2.7k views Asked by At

I'm running a simple jar through spark, everything is working fine, but as a crude way to debug, I often find println pretty helpful, unless I really have to attach a debugger

However, output from println statements are nowhere to be found when run under Spark.

The main class in the jar begins like this:

import ...
object SimpleApp {
  def main(args: Array[String]) {
    println("Starting up!")
    ...

Why does something as simple as this not show in the driver process.

If it matters, I've tested this running spark locally, as well as under Mesos

update

as Proper way to provide spark application a parameter/arg with spaces in spark-submit I've dumbed down the question scenario, I was actually submitting (with spark-submit) the command through SSH. The actual value parameter was a query from the BigDataBenchmark, namely:

"SELECT pageURL, pageRank FROM rankings WHERE pageRank > 1000"

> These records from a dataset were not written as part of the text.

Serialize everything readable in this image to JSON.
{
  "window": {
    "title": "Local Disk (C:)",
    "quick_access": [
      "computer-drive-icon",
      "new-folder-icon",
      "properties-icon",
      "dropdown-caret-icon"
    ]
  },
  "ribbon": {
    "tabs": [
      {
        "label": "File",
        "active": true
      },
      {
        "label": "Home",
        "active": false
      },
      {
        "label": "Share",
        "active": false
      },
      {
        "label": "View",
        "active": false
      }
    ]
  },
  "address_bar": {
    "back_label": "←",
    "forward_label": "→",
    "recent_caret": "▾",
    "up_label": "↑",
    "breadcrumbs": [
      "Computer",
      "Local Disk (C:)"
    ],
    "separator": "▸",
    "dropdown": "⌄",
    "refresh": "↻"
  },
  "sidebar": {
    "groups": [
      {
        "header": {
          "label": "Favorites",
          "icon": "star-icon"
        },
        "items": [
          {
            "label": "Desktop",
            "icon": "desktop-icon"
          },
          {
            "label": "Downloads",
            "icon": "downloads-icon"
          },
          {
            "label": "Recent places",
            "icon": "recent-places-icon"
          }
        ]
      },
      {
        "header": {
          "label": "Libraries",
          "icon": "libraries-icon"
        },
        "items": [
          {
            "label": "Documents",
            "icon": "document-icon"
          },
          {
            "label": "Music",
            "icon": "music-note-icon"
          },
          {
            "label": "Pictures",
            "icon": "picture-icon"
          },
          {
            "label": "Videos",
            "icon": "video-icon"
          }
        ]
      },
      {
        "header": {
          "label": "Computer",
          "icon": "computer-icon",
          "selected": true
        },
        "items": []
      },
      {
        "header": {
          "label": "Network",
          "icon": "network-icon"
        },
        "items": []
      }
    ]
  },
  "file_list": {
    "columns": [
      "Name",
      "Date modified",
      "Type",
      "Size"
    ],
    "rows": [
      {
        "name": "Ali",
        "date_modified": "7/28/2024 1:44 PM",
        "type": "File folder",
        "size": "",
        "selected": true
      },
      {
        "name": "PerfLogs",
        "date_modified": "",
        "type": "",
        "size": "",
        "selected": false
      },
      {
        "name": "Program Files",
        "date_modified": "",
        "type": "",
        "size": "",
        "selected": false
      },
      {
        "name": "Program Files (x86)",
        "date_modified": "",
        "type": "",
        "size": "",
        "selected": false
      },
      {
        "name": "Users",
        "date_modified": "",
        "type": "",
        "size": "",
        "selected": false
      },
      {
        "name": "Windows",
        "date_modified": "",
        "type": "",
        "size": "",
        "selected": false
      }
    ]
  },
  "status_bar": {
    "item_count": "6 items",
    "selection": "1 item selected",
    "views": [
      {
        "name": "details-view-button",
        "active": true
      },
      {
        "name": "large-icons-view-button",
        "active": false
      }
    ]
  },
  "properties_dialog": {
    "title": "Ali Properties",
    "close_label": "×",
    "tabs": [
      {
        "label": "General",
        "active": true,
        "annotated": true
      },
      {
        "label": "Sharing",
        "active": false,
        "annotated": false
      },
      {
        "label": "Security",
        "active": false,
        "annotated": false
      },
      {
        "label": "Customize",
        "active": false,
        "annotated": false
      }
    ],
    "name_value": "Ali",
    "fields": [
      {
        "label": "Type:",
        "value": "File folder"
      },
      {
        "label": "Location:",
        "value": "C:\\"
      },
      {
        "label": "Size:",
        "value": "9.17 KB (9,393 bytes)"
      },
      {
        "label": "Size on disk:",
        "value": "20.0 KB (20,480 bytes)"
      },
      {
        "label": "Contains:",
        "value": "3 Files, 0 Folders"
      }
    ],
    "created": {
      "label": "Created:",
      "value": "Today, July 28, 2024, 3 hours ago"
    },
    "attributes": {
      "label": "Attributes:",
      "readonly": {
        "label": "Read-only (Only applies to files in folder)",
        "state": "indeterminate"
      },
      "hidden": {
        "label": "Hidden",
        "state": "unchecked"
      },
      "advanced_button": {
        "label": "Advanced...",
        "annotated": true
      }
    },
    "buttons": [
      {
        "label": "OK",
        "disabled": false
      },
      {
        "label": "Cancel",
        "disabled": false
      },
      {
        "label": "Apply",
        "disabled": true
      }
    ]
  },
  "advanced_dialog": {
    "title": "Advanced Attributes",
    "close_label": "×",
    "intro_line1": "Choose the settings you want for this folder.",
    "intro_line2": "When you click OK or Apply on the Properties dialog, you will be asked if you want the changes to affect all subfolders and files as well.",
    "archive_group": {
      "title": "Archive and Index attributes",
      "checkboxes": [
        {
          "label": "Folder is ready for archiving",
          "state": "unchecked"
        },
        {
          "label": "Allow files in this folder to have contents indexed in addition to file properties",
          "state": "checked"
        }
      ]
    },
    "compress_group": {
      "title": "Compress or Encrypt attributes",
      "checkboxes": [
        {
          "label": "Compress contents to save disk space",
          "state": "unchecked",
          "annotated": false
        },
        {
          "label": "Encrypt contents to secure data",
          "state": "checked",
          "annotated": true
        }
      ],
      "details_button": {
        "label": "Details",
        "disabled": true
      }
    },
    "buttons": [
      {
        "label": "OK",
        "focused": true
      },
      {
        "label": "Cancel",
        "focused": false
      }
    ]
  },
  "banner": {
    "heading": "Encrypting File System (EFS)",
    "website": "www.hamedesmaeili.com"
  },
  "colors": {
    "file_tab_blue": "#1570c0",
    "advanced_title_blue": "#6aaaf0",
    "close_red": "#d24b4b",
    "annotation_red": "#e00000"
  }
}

Now that wasn't properly escaped on the remote ssh command:

ssh host spark-submit ... "$query"

Became, on the host:

spark-submit ... SELECT pageURL, pageRank FROM rankings WHERE pageRank > 1000

So there you have it, all my stdout was going to a file, whereas "normal" spark output was still appearing as it is stderr, which I only now realise.

2

There are 2 answers

1
ChristopherB On BEST ANSWER

This would appear in the stdout of the driver. As an example see SparkPi. I know on Yarn this appears locally in the stdout when in client mode or in the application master stdout log when in cluster mode. Local mode should appear just on the normal stdout (though likely mixed in with lots of logging noise).

0
childofsoong On

I can't say for sure about Spark, but based on what Spark is, I would assume that it starts up child processes, and the standard output of those processes is not sent back to the main process for you to see. You can get around this in a number of ways, such as opening a file to write messages to, or a network connection over your localhost to another process that displays messages it receives. If you're just trying to learn the basics, this may be sufficient. However, if you're going to do a larger project, I'd strongly recommend doing some research into what the Spark community has already developed for that purpose, as it will benefit you in the long run to have a more robust setup for debugging.